Fire protection for professionals signing up to joint insurance
Our recent trip to the Court of Appeal has paid off (AJ 22.6.00). Good news for our contractor clients but perhaps not so good for design professionals. The case, which was originally decided in the Technology and Construction Court (AJ 3.2.00), concerned liability for fire damage to a new building.
The fire started when the generator was commissioned. The actual cause has yet to be decided. If I tell you that the generator's steel flue passed through a wooden roof, you might have an inclination as to what could have happened. The joint names insurance, held by the employer, the contractor and domestic subcontractors as required by clause 22A of JCT 80 paid to have the building rebuilt. The employer then sued the architects and the engineers for the rebuilding costs, associated professional fees and other delay-related losses. The professionals objected to being the sole object of the criticism and maintained that both the contractor and the subcontractor were at least partly to blame for the fire.

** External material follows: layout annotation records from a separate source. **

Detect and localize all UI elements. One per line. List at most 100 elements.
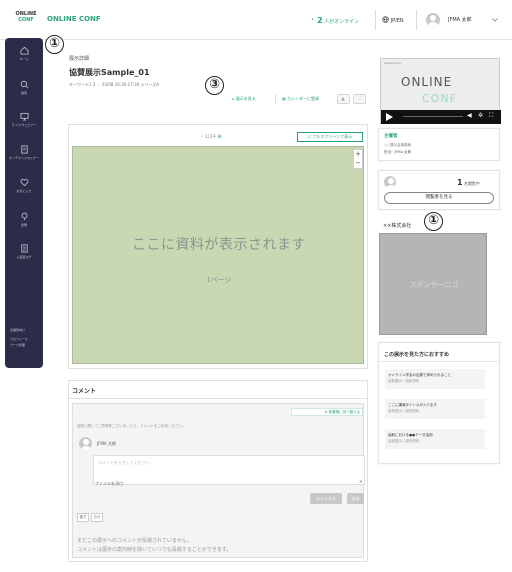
sidebar-item-label: 入退室ログ (16, 255, 32, 259)
divider (68, 398, 368, 399)
language-switch[interactable]: JP/EN (382, 16, 404, 24)
organizer-title: 主催者 (384, 134, 398, 139)
list-item[interactable]: ここに講演タイトルが入ります 協賛展示 / 協賛資料 (385, 399, 485, 419)
sidebar: ホーム 検索 ライブ/ウェビナー オンデマンドセミナー お気に入り 質問 入退室… (5, 38, 43, 368)
comment-placeholder: コメントを入力してください (98, 460, 150, 465)
search-icon (20, 80, 28, 89)
question-icon (21, 212, 27, 221)
attach-file-button[interactable]: ファイルを添付 (95, 481, 123, 487)
comments-notice: 協賛に関してご質問等ございましたら、コメントをご利用ください。 (77, 424, 186, 428)
user-menu[interactable]: JFMA 太郎 (422, 10, 504, 30)
app-logo[interactable]: ONLINE CONF (12, 11, 40, 29)
comment-input[interactable]: コメントを入力してください ◢ (93, 455, 365, 485)
sidebar-item-label: ライブ/ウェビナー (11, 123, 37, 127)
view-viewers-button[interactable]: 閲覧者を見る (384, 192, 494, 204)
sort-button[interactable]: ⇅ 新着順に並べ替える (291, 408, 363, 416)
view-booth-button[interactable]: ⌂ 展示を見る (232, 96, 256, 102)
recommendations-title: この展示を見た方におすすめ (384, 352, 450, 358)
user-name: JFMA 太郎 (448, 17, 472, 23)
comments-box: ⇅ 新着順に並べ替える 協賛に関してご質問等ございましたら、コメントをご利用くだ… (72, 403, 365, 558)
gear-icon[interactable]: ✲ (478, 112, 483, 119)
fullscreen-icon[interactable]: ⛶ (489, 112, 493, 120)
next-page-icon[interactable]: ⊕ (217, 134, 221, 140)
sidebar-item-ondemand[interactable]: オンデマンドセミナー (5, 145, 43, 160)
online-label: 人がオンライン (324, 19, 360, 25)
empty-message-2: コメントは展示の案内時を除いていつでも投稿することができます。 (77, 547, 232, 553)
online-counter[interactable]: • 2 人がオンライン (311, 16, 360, 25)
sidebar-item-log[interactable]: 入退室ログ (5, 244, 43, 259)
language-label: JP/EN (390, 18, 404, 24)
list-item[interactable]: 協和における●●データ活用 協賛展示 / 協賛資料 (385, 429, 485, 449)
divider (379, 361, 499, 362)
sidebar-item-label: オンデマンドセミナー (8, 156, 39, 160)
online-count: 2 (317, 16, 323, 25)
document-placeholder: ここに資料が表示されます (132, 237, 306, 253)
fullscreen-label: フルスクリーンで表示 (312, 134, 353, 139)
sidebar-item-live[interactable]: ライブ/ウェビナー (5, 112, 43, 127)
recommendations-card: この展示を見た方におすすめ オンライン学会の出展で求められること 協賛展示 / … (378, 342, 500, 464)
rec-sub: 協賛展示 / 協賛資料 (388, 439, 420, 443)
filter-all-tab[interactable]: 全て (77, 513, 89, 522)
avatar (79, 437, 92, 450)
favorite-button[interactable]: ♡ (353, 94, 366, 104)
marker-1b: ① (424, 212, 443, 231)
comment-user-name: JFMA 太郎 (97, 441, 116, 446)
viewers-card: 1 名閲覧中 閲覧者を見る (378, 170, 500, 210)
resize-handle-icon[interactable]: ◢ (359, 478, 362, 483)
sponsor-logo-text: スポンサーロゴ (409, 281, 459, 289)
breadcrumb[interactable]: 展示詳細 (69, 55, 89, 62)
chevron-down-icon (492, 18, 498, 22)
exhibit-meta: キーワード1 2 ・ 03/08 16:30-17:30 シリーズA (69, 82, 160, 87)
logo-line-2: CONF (18, 17, 34, 23)
cancel-button[interactable]: キャンセル (310, 493, 342, 504)
sidebar-item-search[interactable]: 検索 (5, 80, 43, 95)
sidebar-item-label: 質問 (20, 223, 27, 227)
like-button[interactable]: ▲ (337, 94, 350, 104)
document-page-label: 1ページ (206, 276, 232, 284)
home-icon (19, 46, 29, 55)
attach-file-label: ファイルを添付 (95, 481, 123, 486)
empty-message-1: まだこの展示へのコメントが投稿されていません。 (77, 538, 192, 544)
volume-icon[interactable]: ◀ (467, 112, 472, 119)
sidebar-item-question[interactable]: 質問 (5, 212, 43, 227)
thumbs-up-icon: ▲ (341, 96, 345, 102)
zoom-in-icon[interactable]: + (355, 150, 361, 158)
sidebar-item-label: 検索 (20, 91, 27, 95)
viewer-count: 1 (457, 178, 463, 187)
marker-3: ③ (205, 76, 224, 95)
powered-by-text: powered by (384, 61, 402, 65)
sort-label: 新着順に並べ替える (328, 410, 360, 414)
sidebar-item-profile[interactable]: プロフィール (10, 337, 28, 341)
document-icon (20, 145, 28, 154)
divider (275, 94, 276, 104)
sidebar-item-booth[interactable]: ブース管理 (10, 343, 25, 347)
organizer-card: 主催者 ○○展示会事務局 担当：JFMA 太郎 (378, 128, 500, 161)
zoom-control[interactable]: + − (353, 149, 363, 169)
heart-icon (20, 179, 28, 187)
fullscreen-button[interactable]: ⤢ フルスクリーンで表示 (297, 132, 363, 142)
filter-mine-tab[interactable]: 自分 (91, 513, 103, 522)
view-booth-label: 展示を見る (235, 96, 256, 101)
viewer-suffix: 名閲覧中 (463, 181, 480, 186)
top-bar: ONLINE CONF ONLINE CONF • 2 人がオンライン JP/E… (0, 0, 512, 40)
avatar (426, 13, 440, 27)
brand-name: ONLINE CONF (47, 15, 101, 23)
play-icon[interactable] (386, 113, 393, 121)
divider (416, 10, 417, 30)
submit-button[interactable]: 送信 (347, 493, 364, 504)
zoom-out-icon[interactable]: − (355, 159, 361, 167)
video-player[interactable]: powered by ONLINE CONF ◀ ✲ ⛶ (380, 58, 501, 124)
sidebar-item-favorite[interactable]: お気に入り (5, 178, 43, 193)
document-area[interactable]: + − ここに資料が表示されます 1ページ (72, 146, 364, 364)
video-progress[interactable] (403, 116, 463, 117)
add-calendar-button[interactable]: ▦ カレンダーに登録 (282, 96, 319, 102)
sidebar-item-home[interactable]: ホーム (5, 46, 43, 61)
person-icon: • (311, 17, 314, 23)
add-calendar-label: カレンダーに登録 (287, 96, 320, 101)
video-logo-line-1: ONLINE (401, 75, 453, 89)
video-logo-line-2: CONF (422, 92, 457, 105)
sponsor-logo[interactable]: スポンサーロゴ (379, 233, 487, 335)
divider (375, 10, 376, 30)
list-item[interactable]: オンライン学会の出展で求められること 協賛展示 / 協賛資料 (385, 369, 485, 389)
page-title: 協賛展示Sample_01 (69, 68, 150, 77)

They sought to join them into the action under the Civil Liability (Contribution) Act 1978.
The contractors argued that they were not liable to the employer for fire damage. They said that the parties to the joint names insurance ought, for these purposes, to be considered as one. Why, the contractors asked rhetorically, did the employer not sue us in the first place? Answer, the employer would have said, if asked, 'because we are all jointly insured it would be like suing yourself '. So, argued the contractors with flawless logic, if we are not liable to the employer, you professionals can not claim a contribution from us. Of course, it was not as straightforward as all that. The professionals said that you should not take insurance into account when deciding a question of liability. It was, they said, 'res inter alios acta ', which - as we all know in this post-Woolfian world without Latin - is the same as 'mind your own business'.
The Court of Appeal agreed with this as far as it went. It described as 'trite law' the fact that if a party has insured against a loss caused by another, the fact that the insurance company pays up does not preclude the injured party from bringing a claim against the wrongdoer.
This case was said to be different because the parties to JCT 80 had all agreed what was to happen in the event of fire. First of all, the fire damage would be covered by the joint names policy taken out by the employer and contractor.
Thus once the insurers had paid out, they could not bring an action against the contractors in the employer's name because the same insurers had agreed to indemnify the contractors under the same policy in respect of the same losses. Second they had agreed, under JCT 80, that any delay caused by the fire would entitle the contractor to an extension of time. The contractor would not be liable to pay liquidated damages for time that the works were being rebuilt.
By the same token, the contractor would not be entitled to recover any loss and expense. In effect, the JCT contract presented a complete code that would click effortlessly into operation after a fire. This would replace some of the cross claims and associated accusations that would otherwise arise.
The professionals argued that it was not fair.
They were not party to this arrangement and, although it was debated in court, it was not clear whether they could join the joint insurance band wagon. The law of joint and several liability could mean that although they were only 10 per cent to blame for the fire, they could be held to be 100 per cent liable for the losses it caused.
The Court of Appeal was unmoved by this plea. If it was unfair, it said, the court could not make it fairer by inventing liability for those who had the defence provided by the complete contractual code. Anyway, it was not that unfair since the professionals would have their own professional indemnity insurance. It does seem, however, that if the professionals want to avoid claims in similar circumstances they, or their insurers, should investigate the possibility of joining the joint names policy.